What I said wasn't fact (that I know of) but it pretty common.

If there is an OW/OM involved a few things have already happened that sadly, we were not made aware of until after the fact. Our spouses spent months silently detaching from us (in most cases while we were living under the same roof and not having a clue). They detached in the most "safe" and "comfortable" way possible. It was by choice, not force.

OW/OM is waiting in the wings. There are no problems with the new person and the love chemicals are flowing. So, you have a detached spouse that detached silently on THEIR timeline and something new and fun waiting for them with open arms.

Take a person who is detached and "in love" and it's not all that easy to be a part of that. IMO of course. You (general you) are very old news at that point and the rewriting of history has already been done. IMO you can be as open and honest and as f'ing fabulous as one person can be but you won't be "new" and your spouse put you out of his heart and mind LONG ago.

It's horrible. Even worse when the WAS is extra nice to you so you will eventually get on board with the divorce and things will wrap up all neat and pretty in a box. And because you actually love this beast of a person you start to think things are turning around and in most cases they are not.

I have never stopped being a friend to my H. But he stopped being my friend a long time ago. Anything legal I did was allowable by law (and I could have taken things much farther but chose not to). But I sure as hell was not going to be bust my ass being his BFF and hang out with him and eat salsa and chips while he watched the clock to make sure he wasn't late for his date with OW. So yeah, in that regard I am a hard ass but I don't suggest ANYBODY work like hell to be a friend to somebody that cheated and left. Be polite, deal with them when you have to and remove yourself from that equation. 'Cause the more you work to *be* part of the equation, the more you will hurt.

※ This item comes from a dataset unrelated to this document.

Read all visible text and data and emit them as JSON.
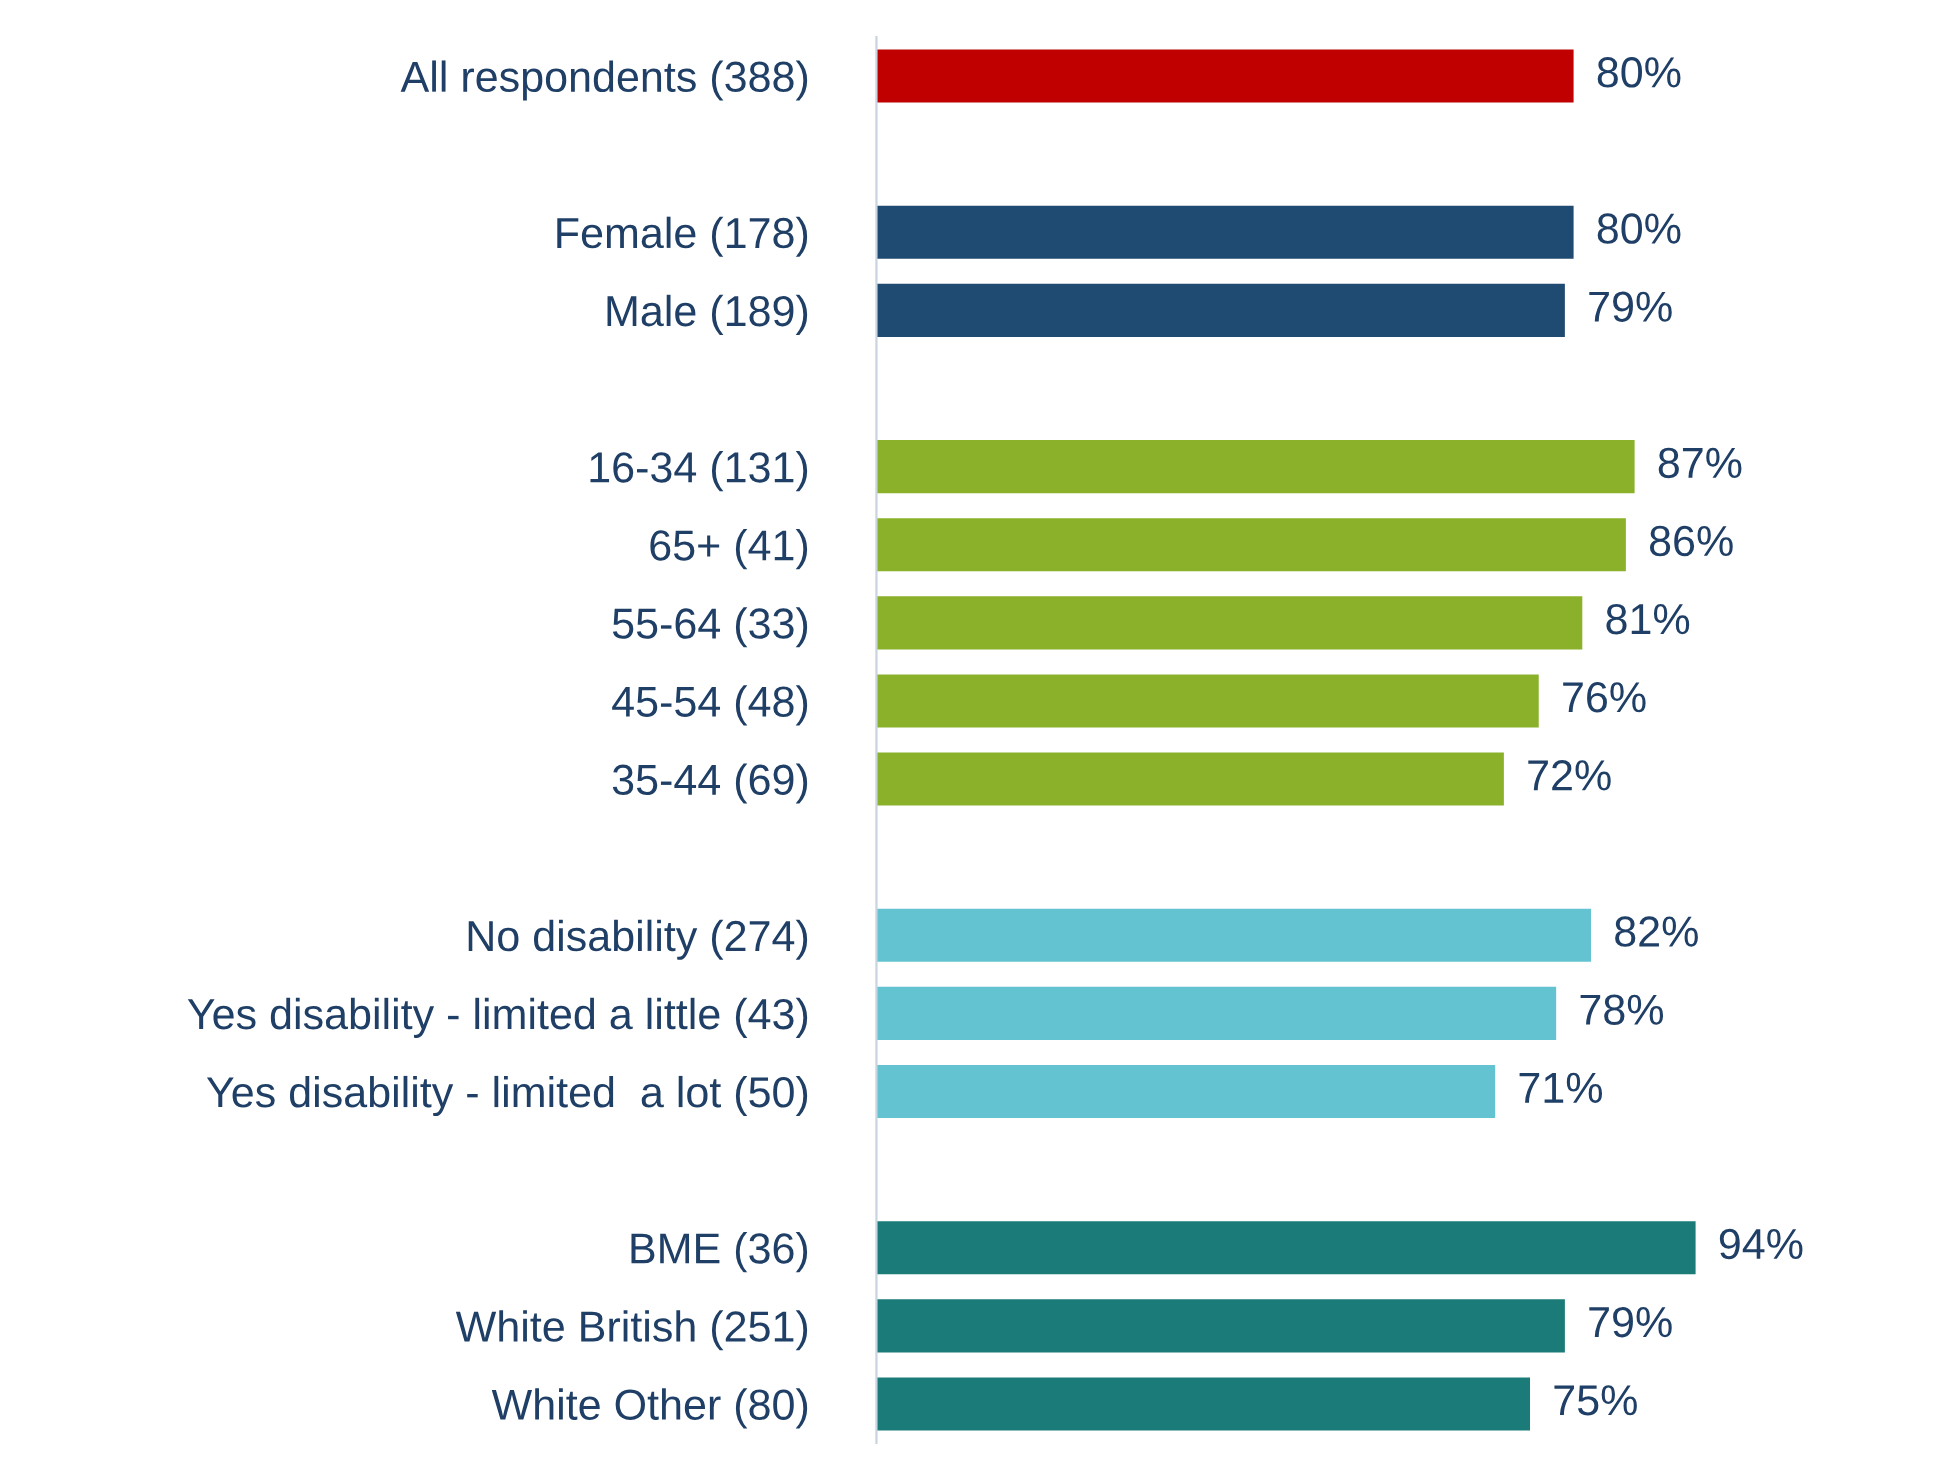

If my H really wanted to be my friend he only had to do one simple thing... stop lying. All he had to do was look at me ONE TIME and say "I'm sorry" and NOT follow it with a "but". That would be step 1. I don't care for him to bring me dinner and or text me when he is thinking of me during a nostalgic time. All of that is pure crap. That is not how you put back together something that was shredded. And you especially can't do that when the "shredder" gives you time then goes home to OW.

Maybe that makes me a bitch (well, that and other things smile but NO, NO and NO again. I might not be much but I damn sure know I am better than *that*. And so are all of you.

I cried tonight and that is fine. Our 11 yr annivesary is Sat. and it does make me feel sad. But not sad enough to be a "friend" to the man who cheated on me. Because if you really are sorry you don't keep doing the same thing over and over again. Right?